A la racine du mal, tous les chercheurs s'accordent pour montrer du doigt le fossé des inégalités au coeur d'un système à la fois répressif, injuste et corrompu. Pour Geng Shen, professeur à l'Académie pékinoise des sciences de l'éducation, « des gens se vengent contre la société parce qu'ils ne peuvent s'adapter aux développements sociaux très rapides ».

« Créer de vrais syndicats »

Yu Jianrong, sociologue dans cette même Académie des sciences sociales, va plus loin encore dans une interview accordée au Yazhou Zhoukan (l'« Hebdomadaire de l'Asie »). Il estime que les concepts de « normes » et de « règles » sont devenus en Chine des sous-ensembles un peu flous : en résumé, dit-il, il y a ceux qui, au pouvoir, s'exemptent des normes qu'ils voudraient voir respecter par le reste de la population, ce qui pousse certains à violer, à leur tour, ces règles...

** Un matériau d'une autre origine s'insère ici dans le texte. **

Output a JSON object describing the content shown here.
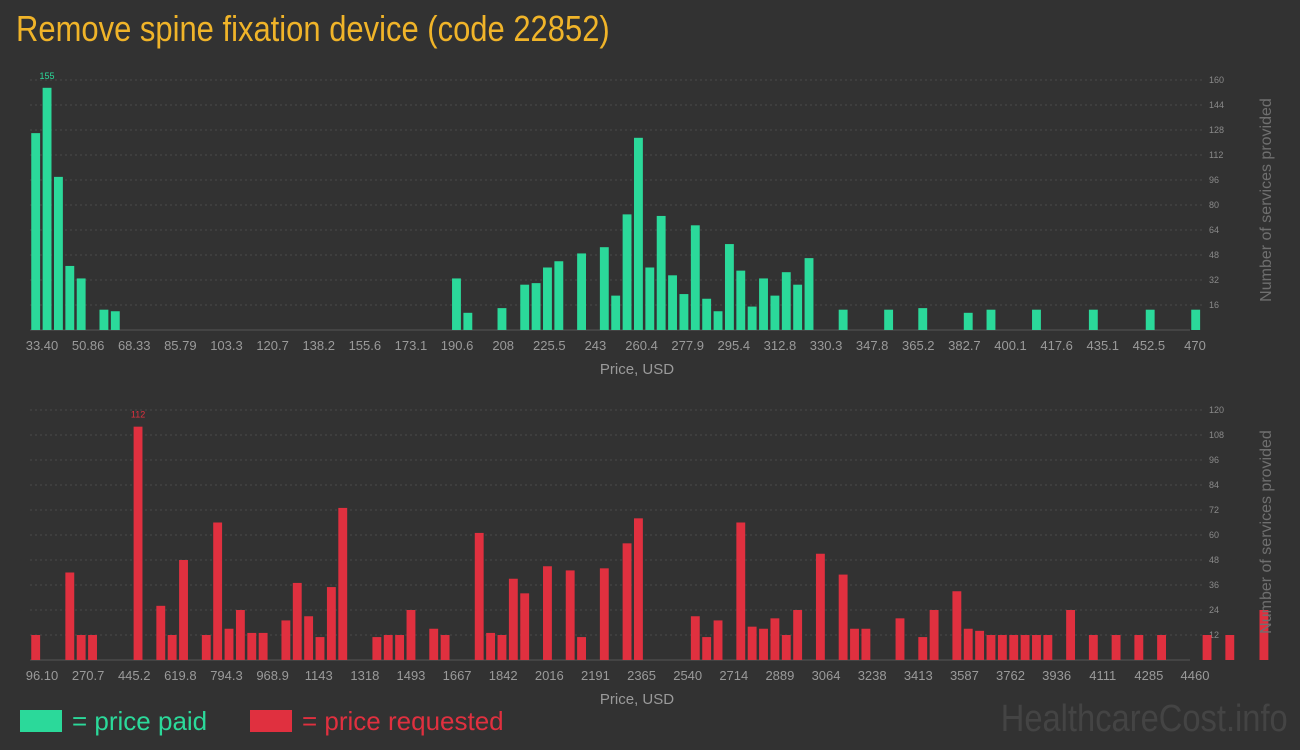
{
  "title": "Remove spine fixation device (code 22852)",
  "legend": {
    "paid": "= price paid",
    "requested": "= price requested"
  },
  "watermark": "HealthcareCost.info",
  "colors": {
    "paid": "#2bd99a",
    "requested": "#e0303f",
    "background": "#323232",
    "title": "#f0b429"
  },
  "chart_data": [
    {
      "type": "bar",
      "name": "price paid",
      "xlabel": "Price, USD",
      "ylabel": "Number of services provided",
      "ylim": [
        0,
        160
      ],
      "yticks": [
        "16",
        "32",
        "48",
        "64",
        "80",
        "96",
        "112",
        "128",
        "144",
        "160"
      ],
      "xticks": [
        "33.40",
        "50.86",
        "68.33",
        "85.79",
        "103.3",
        "120.7",
        "138.2",
        "155.6",
        "173.1",
        "190.6",
        "208",
        "225.5",
        "243",
        "260.4",
        "277.9",
        "295.4",
        "312.8",
        "330.3",
        "347.8",
        "365.2",
        "382.7",
        "400.1",
        "417.6",
        "435.1",
        "452.5",
        "470"
      ],
      "max_label": "155",
      "bins": 102,
      "x": [
        0,
        1,
        2,
        3,
        4,
        6,
        7,
        37,
        38,
        41,
        43,
        44,
        45,
        46,
        48,
        50,
        51,
        52,
        53,
        54,
        55,
        56,
        57,
        58,
        59,
        60,
        61,
        62,
        63,
        64,
        65,
        66,
        67,
        68,
        71,
        75,
        78,
        82,
        84,
        88,
        93,
        98,
        102
      ],
      "values": [
        126,
        155,
        98,
        41,
        33,
        13,
        12,
        33,
        11,
        14,
        29,
        30,
        40,
        44,
        49,
        53,
        22,
        74,
        123,
        40,
        73,
        35,
        23,
        67,
        20,
        12,
        55,
        38,
        15,
        33,
        22,
        37,
        29,
        46,
        13,
        13,
        14,
        11,
        13,
        13,
        13,
        13,
        13
      ]
    },
    {
      "type": "bar",
      "name": "price requested",
      "xlabel": "Price, USD",
      "ylabel": "Number of services provided",
      "ylim": [
        0,
        120
      ],
      "yticks": [
        "12",
        "24",
        "36",
        "48",
        "60",
        "72",
        "84",
        "96",
        "108",
        "120"
      ],
      "xticks": [
        "96.10",
        "270.7",
        "445.2",
        "619.8",
        "794.3",
        "968.9",
        "1143",
        "1318",
        "1493",
        "1667",
        "1842",
        "2016",
        "2191",
        "2365",
        "2540",
        "2714",
        "2889",
        "3064",
        "3238",
        "3413",
        "3587",
        "3762",
        "3936",
        "4111",
        "4285",
        "4460"
      ],
      "max_label": "112",
      "bins": 102,
      "x": [
        0,
        3,
        4,
        5,
        9,
        11,
        12,
        13,
        15,
        16,
        17,
        18,
        19,
        20,
        22,
        23,
        24,
        25,
        26,
        27,
        30,
        31,
        32,
        33,
        35,
        36,
        39,
        40,
        41,
        42,
        43,
        45,
        47,
        48,
        50,
        52,
        53,
        58,
        59,
        60,
        62,
        63,
        64,
        65,
        66,
        67,
        69,
        71,
        72,
        73,
        76,
        78,
        79,
        81,
        82,
        83,
        84,
        85,
        86,
        87,
        88,
        89,
        91,
        93,
        95,
        97,
        99,
        103,
        105,
        108
      ],
      "values": [
        12,
        42,
        12,
        12,
        112,
        26,
        12,
        48,
        12,
        66,
        15,
        24,
        13,
        13,
        19,
        37,
        21,
        11,
        35,
        73,
        11,
        12,
        12,
        24,
        15,
        12,
        61,
        13,
        12,
        39,
        32,
        45,
        43,
        11,
        44,
        56,
        68,
        21,
        11,
        19,
        66,
        16,
        15,
        20,
        12,
        24,
        51,
        41,
        15,
        15,
        20,
        11,
        24,
        33,
        15,
        14,
        12,
        12,
        12,
        12,
        12,
        12,
        24,
        12,
        12,
        12,
        12,
        12,
        12,
        24
      ]
    }
  ]
}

Dans le quotidien de Canton Nanfang Dushibao, un journaliste raconte que l'un des assaillants des écoles hurlait après avoir été neutralisé : « Ils ne me laissent pas vivre, alors je ne les laisse pas vivre non plus ! » Pour le reporter, le meurtrier voyait en ces « ils » qu'il désignait les représentants d'une classe sociale : l'école en question a la réputation d'accueillir les fils de riches.

Les problèmes sociaux dans les usines et le mécontentement croissant des ouvriers viennent également de susciter dans la presse chinoise un afflux de commentaires : dans le Nanfang Zhuomo (« Le Week-end du Sud »), publication qui pousse loin sa couverture des questions sociales, on lisait à la mi-mai que « l'angoisse des jeunes issus de la deuxième génération des travailleurs migrants est à l'origine des tentatives de suicide : ils n'ont plus la possibilité de retourner sur leurs terres d'origine et gagnent moins que leurs parents ».

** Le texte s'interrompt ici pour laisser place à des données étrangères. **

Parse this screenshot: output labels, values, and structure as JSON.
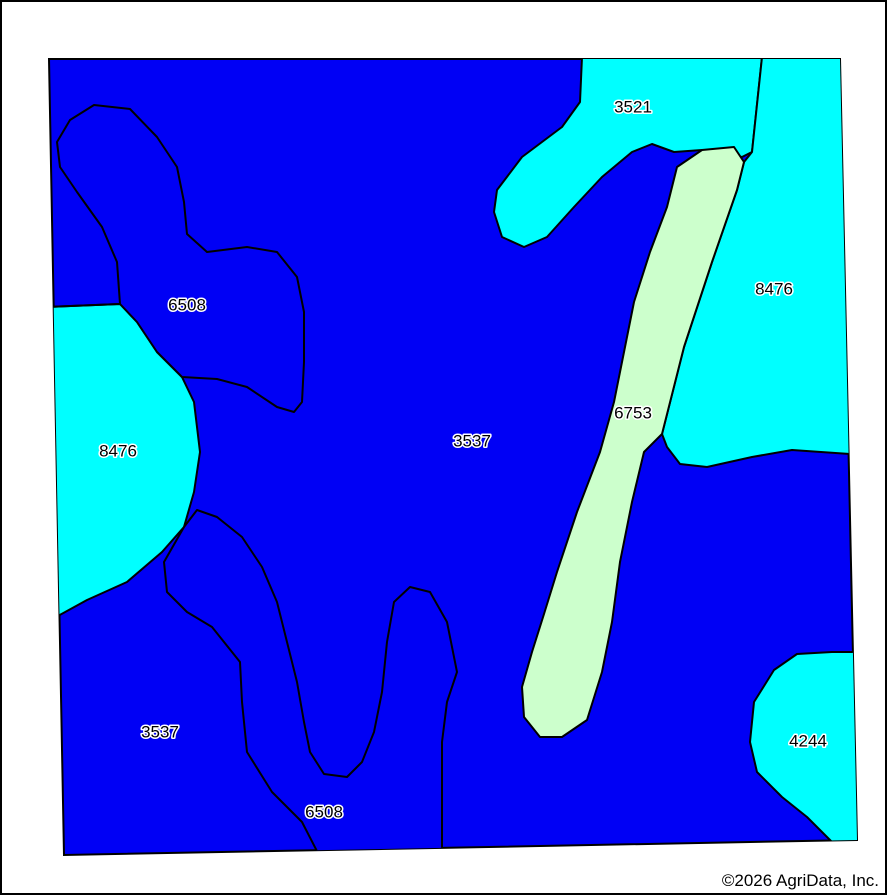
{
  "map": {
    "colors": {
      "soil_3537": "#0000F5",
      "soil_6508": "#0000F5",
      "soil_8476": "#00FFFF",
      "soil_3521": "#00FFFF",
      "soil_4244": "#00FFFF",
      "soil_6753": "#CCFFCC",
      "boundary": "#000000"
    },
    "labels": {
      "top_right_cyan": "3521",
      "right_cyan": "8476",
      "left_cyan": "8476",
      "upper_left_blue": "6508",
      "center_blue": "3537",
      "green_strip": "6753",
      "lower_left_blue": "3537",
      "bottom_blue": "6508",
      "bottom_right_cyan": "4244"
    }
  },
  "footer": {
    "copyright": "©2026 AgriData, Inc."
  }
}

Des sociologues remarquent que la tranche d'âge des 15-25 ans est en baisse en raison de l'application de la politique de l'enfant unique depuis 1979. Ces jeunes disposent d'un levier plus fort dans des entreprises qui ont un besoin crucial de main-d'oeuvre. Ils sont plus éduqués que leurs aînés, sont plus conscients de leurs droits, regardent la télévision et surfent sur Internet.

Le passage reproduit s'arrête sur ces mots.